Impact of COVID-19 on Unaccompanied Immigrant Minors and Families: Perspectives from Clinical Experts and Providers

Amanda Venta, Ashley Bautista, Luz M. Garcini, Michelle Silva, Alfonso Mercado, Oscar F. Rojas Perez, Norma Pimentel, Kathryn Hampton

Research output: Contribution to journalArticlepeer-review


The number of unaccompanied immigrant minors (UIMs) and families from Central America seeking asylum in the U.S. continues to rise. This growth, combined with restrictive government policies, led to crowded and suboptimal conditions in Customs and Border Patrol and non-governmental organization facilities. COVID-19 further taxed facilities and exacerbated uncertainty surrounding length of detention, basic human rights, and family reunification. The current project features testimonies from the authors who work as clinical experts and providers in Texas–a top destination for Central American immigrants. In collaboration with a deputy director of a not-for-profit human rights organization, volunteer psychologists, and the director of a humanitarian respite center, we describe challenges faced by administrators and clinical staff in addressing the mental health needs of immigrant children and families during the COVID-19 pandemic. The primary themes identified were anti-immigrant policies that occurred concurrently with COVID-19; difficulty implementing COVID-19 protocols alongside scarcity of supplies and volunteers; increased mental health needs among UIMs and immigrant families; and challenges in UIM placement upon release from custody.

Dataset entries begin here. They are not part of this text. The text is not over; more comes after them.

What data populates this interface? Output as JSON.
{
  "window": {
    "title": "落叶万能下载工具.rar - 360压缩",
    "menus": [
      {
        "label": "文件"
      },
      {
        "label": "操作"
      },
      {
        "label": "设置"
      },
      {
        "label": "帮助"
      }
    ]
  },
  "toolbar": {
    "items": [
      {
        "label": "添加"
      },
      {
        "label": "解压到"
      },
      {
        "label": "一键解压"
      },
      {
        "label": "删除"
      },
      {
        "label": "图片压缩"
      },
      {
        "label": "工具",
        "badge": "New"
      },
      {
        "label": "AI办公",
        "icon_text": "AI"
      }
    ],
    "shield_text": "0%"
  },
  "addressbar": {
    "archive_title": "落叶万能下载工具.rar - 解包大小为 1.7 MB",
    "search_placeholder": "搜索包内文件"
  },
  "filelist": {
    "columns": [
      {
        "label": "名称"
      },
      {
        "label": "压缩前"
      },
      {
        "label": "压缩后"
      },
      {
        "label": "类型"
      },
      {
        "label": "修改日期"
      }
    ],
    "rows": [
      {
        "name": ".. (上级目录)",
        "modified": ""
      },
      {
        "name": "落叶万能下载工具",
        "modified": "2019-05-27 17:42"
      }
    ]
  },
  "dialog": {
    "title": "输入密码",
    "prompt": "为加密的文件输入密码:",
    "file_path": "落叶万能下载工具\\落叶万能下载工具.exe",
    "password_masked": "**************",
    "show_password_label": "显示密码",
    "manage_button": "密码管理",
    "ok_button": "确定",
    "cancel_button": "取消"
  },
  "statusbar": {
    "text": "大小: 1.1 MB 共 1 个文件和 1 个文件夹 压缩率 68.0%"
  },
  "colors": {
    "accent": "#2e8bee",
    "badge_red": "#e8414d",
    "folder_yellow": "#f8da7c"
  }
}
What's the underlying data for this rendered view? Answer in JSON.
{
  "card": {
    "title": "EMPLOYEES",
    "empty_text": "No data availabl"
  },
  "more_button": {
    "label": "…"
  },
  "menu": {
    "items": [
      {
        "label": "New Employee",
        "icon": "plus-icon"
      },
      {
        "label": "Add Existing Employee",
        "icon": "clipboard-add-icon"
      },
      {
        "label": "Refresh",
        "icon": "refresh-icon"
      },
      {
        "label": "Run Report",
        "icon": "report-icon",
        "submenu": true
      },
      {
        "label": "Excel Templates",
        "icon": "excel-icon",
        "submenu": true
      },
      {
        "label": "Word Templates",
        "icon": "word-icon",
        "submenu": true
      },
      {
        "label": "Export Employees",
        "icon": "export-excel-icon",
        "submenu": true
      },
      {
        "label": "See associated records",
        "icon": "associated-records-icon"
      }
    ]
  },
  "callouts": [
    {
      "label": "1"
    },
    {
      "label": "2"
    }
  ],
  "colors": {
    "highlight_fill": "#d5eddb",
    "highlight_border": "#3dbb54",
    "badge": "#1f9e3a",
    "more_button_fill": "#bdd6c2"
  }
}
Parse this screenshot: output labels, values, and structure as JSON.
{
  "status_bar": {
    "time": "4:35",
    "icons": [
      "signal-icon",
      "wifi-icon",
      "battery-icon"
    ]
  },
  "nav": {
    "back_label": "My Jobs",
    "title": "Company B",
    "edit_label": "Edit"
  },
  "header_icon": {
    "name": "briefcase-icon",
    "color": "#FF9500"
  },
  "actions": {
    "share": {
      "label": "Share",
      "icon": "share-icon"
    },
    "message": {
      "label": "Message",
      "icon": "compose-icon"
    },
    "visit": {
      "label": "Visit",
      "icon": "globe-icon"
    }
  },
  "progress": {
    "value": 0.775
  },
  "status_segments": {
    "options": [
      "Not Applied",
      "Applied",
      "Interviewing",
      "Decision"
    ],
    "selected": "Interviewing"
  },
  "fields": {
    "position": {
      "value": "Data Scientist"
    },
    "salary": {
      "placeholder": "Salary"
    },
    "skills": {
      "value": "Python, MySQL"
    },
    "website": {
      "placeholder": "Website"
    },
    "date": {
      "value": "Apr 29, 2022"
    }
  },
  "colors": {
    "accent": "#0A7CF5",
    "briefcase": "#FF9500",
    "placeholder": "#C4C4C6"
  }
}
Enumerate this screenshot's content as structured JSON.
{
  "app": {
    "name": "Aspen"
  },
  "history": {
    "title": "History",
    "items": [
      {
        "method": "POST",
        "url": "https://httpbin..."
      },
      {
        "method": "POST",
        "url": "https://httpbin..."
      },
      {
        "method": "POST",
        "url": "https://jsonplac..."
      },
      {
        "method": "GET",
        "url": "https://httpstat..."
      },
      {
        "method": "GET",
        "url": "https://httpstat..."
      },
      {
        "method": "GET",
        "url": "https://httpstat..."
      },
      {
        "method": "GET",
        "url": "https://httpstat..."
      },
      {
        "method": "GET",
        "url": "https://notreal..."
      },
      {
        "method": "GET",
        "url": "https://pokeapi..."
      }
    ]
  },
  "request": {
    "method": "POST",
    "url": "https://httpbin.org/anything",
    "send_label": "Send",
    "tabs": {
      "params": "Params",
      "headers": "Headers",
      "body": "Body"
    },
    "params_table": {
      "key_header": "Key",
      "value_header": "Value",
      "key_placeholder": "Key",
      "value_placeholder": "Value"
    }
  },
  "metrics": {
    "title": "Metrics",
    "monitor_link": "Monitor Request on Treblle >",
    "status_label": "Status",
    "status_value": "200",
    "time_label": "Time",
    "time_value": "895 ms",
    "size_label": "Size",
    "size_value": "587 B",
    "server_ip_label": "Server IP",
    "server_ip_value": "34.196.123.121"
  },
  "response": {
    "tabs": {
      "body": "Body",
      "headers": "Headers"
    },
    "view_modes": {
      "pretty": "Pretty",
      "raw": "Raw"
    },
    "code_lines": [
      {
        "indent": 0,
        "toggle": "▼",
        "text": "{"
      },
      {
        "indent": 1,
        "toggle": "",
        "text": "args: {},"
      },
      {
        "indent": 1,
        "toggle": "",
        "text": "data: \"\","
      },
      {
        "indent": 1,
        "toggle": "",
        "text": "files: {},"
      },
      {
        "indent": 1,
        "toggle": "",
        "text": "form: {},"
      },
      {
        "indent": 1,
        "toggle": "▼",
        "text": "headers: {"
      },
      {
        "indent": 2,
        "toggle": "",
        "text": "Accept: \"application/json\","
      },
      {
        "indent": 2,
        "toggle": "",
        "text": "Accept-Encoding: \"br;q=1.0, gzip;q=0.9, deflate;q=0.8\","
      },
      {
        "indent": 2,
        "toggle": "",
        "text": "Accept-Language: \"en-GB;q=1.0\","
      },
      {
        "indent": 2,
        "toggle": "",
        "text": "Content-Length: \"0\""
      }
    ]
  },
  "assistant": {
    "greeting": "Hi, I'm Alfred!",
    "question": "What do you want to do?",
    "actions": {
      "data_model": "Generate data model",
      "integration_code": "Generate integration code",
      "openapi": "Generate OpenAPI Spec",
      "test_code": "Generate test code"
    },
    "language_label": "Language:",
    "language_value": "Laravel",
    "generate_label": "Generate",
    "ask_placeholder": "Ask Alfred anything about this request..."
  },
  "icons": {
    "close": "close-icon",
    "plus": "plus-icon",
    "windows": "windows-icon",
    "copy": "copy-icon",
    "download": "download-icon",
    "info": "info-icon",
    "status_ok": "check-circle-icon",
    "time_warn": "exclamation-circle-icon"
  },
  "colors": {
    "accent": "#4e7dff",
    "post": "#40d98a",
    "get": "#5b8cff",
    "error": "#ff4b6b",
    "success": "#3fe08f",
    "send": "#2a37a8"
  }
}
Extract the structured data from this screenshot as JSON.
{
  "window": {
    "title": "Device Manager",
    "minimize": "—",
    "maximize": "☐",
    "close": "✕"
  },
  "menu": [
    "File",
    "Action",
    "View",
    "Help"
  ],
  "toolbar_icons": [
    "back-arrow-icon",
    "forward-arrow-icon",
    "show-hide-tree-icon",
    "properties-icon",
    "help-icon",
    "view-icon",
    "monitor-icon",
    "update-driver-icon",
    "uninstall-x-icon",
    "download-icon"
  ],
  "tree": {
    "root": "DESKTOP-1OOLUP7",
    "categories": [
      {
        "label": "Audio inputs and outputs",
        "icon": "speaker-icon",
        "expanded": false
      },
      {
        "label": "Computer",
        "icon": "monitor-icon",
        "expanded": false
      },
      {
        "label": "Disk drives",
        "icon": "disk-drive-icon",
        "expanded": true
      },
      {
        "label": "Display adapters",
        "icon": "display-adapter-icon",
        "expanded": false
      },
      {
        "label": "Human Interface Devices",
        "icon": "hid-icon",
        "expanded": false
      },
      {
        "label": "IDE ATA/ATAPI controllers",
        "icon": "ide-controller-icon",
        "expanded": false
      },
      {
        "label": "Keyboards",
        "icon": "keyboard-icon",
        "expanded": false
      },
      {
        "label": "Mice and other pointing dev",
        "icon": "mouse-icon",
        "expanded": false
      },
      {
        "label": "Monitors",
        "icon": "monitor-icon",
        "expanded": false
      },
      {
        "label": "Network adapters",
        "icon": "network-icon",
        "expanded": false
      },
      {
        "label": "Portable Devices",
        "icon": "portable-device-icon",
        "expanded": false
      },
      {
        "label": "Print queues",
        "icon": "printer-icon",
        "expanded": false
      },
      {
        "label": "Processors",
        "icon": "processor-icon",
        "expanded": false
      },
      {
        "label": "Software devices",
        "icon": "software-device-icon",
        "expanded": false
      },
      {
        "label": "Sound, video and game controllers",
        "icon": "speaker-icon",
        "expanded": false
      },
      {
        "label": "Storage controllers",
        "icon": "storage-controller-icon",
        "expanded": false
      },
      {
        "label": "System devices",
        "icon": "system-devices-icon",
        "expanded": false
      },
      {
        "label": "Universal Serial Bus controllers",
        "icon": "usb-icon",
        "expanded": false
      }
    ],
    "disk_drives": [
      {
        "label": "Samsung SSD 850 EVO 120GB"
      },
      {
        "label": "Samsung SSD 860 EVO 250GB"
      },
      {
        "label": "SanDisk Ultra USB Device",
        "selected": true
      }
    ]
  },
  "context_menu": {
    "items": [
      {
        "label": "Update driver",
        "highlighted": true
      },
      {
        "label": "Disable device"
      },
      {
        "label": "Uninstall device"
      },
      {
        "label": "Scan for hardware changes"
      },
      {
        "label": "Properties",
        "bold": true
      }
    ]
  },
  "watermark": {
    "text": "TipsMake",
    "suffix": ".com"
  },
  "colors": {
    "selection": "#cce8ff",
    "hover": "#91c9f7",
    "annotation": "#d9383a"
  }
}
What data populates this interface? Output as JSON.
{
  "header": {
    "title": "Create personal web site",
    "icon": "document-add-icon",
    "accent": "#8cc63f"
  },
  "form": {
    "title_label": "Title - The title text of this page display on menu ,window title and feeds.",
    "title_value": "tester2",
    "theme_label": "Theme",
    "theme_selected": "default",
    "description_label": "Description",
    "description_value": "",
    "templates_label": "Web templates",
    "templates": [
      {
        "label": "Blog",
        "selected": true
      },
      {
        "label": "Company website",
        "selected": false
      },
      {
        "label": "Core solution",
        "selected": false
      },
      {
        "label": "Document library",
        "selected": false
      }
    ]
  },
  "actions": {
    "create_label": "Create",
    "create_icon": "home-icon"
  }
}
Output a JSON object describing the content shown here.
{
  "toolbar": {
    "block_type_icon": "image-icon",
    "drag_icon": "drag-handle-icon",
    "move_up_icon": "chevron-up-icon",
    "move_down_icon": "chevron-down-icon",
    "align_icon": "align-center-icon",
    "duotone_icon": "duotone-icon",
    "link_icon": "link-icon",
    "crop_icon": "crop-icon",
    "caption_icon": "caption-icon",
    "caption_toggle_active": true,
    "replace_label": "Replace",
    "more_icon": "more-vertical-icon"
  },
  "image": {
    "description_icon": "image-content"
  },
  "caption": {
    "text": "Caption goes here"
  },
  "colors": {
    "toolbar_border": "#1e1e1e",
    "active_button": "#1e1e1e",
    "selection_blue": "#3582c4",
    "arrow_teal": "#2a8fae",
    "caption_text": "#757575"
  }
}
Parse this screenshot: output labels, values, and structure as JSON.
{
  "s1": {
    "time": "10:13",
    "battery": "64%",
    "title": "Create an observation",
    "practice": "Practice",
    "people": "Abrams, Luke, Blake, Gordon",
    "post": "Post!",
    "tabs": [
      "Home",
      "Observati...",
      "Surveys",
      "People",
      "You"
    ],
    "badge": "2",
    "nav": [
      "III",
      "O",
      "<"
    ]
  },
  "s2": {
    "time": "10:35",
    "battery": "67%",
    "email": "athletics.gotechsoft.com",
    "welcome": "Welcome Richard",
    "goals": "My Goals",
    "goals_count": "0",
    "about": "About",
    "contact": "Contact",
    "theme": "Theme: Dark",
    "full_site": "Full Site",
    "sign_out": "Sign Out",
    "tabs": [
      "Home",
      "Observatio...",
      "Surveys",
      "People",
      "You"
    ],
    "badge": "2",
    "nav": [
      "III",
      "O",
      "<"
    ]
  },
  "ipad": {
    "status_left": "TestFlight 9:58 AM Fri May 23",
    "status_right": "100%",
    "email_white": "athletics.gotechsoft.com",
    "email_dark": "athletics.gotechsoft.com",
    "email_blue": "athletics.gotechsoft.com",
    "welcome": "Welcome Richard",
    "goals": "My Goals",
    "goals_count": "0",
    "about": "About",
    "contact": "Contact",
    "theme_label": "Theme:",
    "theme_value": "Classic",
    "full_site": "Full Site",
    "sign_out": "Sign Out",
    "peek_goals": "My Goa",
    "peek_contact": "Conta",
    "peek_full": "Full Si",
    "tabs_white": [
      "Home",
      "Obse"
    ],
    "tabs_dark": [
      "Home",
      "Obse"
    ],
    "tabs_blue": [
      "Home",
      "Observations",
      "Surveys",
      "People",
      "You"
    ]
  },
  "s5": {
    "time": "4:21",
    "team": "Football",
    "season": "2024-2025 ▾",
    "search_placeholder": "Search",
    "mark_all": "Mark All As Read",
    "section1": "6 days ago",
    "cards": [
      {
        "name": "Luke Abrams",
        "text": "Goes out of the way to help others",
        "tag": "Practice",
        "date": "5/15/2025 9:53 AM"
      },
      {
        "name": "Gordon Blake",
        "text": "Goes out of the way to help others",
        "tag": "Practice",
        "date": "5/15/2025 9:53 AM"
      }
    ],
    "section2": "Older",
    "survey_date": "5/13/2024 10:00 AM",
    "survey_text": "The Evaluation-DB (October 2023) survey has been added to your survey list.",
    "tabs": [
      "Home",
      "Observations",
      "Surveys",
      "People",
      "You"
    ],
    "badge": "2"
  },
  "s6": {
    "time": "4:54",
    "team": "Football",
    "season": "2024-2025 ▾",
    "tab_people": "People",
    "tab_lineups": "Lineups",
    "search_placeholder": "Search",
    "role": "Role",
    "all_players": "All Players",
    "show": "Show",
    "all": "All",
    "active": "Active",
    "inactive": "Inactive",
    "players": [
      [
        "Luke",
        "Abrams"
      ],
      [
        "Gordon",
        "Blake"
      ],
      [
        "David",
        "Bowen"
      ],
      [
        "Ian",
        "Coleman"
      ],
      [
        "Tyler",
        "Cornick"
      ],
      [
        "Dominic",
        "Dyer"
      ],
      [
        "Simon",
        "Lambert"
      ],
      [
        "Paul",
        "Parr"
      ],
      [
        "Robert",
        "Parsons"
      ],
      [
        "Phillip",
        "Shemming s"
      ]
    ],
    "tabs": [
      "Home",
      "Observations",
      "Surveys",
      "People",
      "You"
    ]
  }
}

Strategies for addressing clinical challenges in the near- and long-term and opportunities for improvement in care systems to immigrant youth, including correcting anti-immigrant policies, addressing ongoing COVID-19 protocols and challenges, meeting mental and physical health needs, facilitating release and reunification for unaccompanied immigrant minors, and maximizing youth resilience through trauma-informed interventions, are presented.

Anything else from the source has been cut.